DeePN$^2$: A deep learning-based non-Newtonian hydrodynamic model
This addresses the challenge of reliable and interpretable hydrodynamic models for non-Newtonian flows, which is important for researchers in fluid dynamics and materials science, though it appears incremental by extending to more complex micro-structural models.
The paper tackles the problem of modeling non-Newtonian hydrodynamics for polymeric flows by developing DeePN^2, a deep learning-based model that systematically transfers micro-scale polymer dynamics to macro-scale hydrodynamics, showing it can capture viscoelastic differences from complex molecular structures without human intervention.
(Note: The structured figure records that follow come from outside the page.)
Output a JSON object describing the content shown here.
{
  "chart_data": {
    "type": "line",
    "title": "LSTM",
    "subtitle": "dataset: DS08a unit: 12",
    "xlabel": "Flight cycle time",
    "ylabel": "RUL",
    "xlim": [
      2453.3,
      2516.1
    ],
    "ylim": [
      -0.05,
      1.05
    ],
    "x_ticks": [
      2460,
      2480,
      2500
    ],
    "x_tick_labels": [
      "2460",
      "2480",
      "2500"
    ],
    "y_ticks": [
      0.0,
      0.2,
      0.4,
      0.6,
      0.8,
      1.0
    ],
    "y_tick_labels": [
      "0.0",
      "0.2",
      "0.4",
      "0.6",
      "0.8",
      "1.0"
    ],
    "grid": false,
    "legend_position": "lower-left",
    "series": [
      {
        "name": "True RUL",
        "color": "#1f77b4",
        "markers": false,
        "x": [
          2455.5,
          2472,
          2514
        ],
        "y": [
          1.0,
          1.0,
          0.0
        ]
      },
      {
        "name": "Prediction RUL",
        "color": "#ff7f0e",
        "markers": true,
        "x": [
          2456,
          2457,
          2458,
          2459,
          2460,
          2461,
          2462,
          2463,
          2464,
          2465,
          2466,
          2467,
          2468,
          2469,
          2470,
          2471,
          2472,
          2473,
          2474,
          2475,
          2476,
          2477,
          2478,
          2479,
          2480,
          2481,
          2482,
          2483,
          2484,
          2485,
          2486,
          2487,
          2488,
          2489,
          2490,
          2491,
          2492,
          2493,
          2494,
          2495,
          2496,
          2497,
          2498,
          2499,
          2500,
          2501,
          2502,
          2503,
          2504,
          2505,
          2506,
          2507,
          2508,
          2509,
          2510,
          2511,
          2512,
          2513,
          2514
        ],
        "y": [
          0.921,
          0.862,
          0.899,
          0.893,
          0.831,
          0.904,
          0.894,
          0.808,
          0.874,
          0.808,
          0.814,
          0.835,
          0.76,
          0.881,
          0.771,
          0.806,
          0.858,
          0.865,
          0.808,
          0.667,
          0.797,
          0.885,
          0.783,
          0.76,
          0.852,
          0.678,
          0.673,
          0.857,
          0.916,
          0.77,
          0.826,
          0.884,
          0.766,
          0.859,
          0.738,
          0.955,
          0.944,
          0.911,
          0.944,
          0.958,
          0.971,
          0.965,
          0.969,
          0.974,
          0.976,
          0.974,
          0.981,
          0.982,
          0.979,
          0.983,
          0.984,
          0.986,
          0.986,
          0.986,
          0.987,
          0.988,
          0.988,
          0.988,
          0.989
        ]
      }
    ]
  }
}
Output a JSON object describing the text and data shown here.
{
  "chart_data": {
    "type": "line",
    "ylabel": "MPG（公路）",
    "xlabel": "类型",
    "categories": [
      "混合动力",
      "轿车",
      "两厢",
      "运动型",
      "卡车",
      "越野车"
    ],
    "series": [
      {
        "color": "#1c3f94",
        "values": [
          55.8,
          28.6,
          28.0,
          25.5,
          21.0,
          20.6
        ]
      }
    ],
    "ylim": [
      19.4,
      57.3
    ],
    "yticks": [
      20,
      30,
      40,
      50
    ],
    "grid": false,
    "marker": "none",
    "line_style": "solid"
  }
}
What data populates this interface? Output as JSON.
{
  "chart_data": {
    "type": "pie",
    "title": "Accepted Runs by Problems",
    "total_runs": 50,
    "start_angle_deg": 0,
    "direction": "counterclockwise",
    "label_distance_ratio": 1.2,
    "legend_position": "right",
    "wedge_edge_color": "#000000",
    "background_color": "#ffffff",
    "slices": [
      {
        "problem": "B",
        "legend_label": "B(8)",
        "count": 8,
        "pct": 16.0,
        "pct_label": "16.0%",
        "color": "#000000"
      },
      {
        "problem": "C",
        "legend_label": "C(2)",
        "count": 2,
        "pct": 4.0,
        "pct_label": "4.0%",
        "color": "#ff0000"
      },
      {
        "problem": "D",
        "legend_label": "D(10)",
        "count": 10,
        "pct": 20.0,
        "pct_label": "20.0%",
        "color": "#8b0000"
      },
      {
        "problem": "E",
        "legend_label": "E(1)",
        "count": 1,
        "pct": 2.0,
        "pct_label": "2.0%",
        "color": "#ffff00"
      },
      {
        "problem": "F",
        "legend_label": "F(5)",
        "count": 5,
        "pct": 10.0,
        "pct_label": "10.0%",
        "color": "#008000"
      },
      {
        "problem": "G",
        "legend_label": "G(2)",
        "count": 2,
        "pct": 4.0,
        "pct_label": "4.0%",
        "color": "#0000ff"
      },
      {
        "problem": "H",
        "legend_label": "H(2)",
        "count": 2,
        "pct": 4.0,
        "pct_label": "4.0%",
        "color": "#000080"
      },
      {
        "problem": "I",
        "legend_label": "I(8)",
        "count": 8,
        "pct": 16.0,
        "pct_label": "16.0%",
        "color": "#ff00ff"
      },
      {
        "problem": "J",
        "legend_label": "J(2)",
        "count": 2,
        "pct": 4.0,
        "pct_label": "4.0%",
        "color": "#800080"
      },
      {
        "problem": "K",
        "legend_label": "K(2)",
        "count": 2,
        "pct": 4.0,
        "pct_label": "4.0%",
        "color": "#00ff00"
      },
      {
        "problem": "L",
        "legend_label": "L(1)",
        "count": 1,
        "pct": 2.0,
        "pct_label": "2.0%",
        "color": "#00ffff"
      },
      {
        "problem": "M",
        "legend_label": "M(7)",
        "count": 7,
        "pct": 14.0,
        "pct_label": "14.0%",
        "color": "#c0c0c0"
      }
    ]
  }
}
A long standing problem in the modeling of non-Newtonian hydrodynamics of polymeric flows is the availability of reliable and interpretable hydrodynamic models that faithfully encode the underlying micro-scale polymer dynamics. The main complication arises from the long polymer relaxation time, the complex molecular structure and heterogeneous interaction. DeePN$^2$, a deep learning-based non-Newtonian hydrodynamic model, has been proposed and has shown some success in systematically passing the micro-scale structural mechanics information to the macro-scale hydrodynamics for suspensions with simple polymer conformation and bond potential. The model retains a multi-scaled nature by mapping the polymer configurations into a set of symmetry-preserving macro-scale features. The extended constitutive laws for these macro-scale features can be directly learned from the kinetics of their micro-scale counterparts. In this paper, we develop DeePN$^2$ using more complex micro-structural models. We show that DeePN$^2$ can faithfully capture the broadly overlooked viscoelastic differences arising from the specific molecular structural mechanics without human intervention.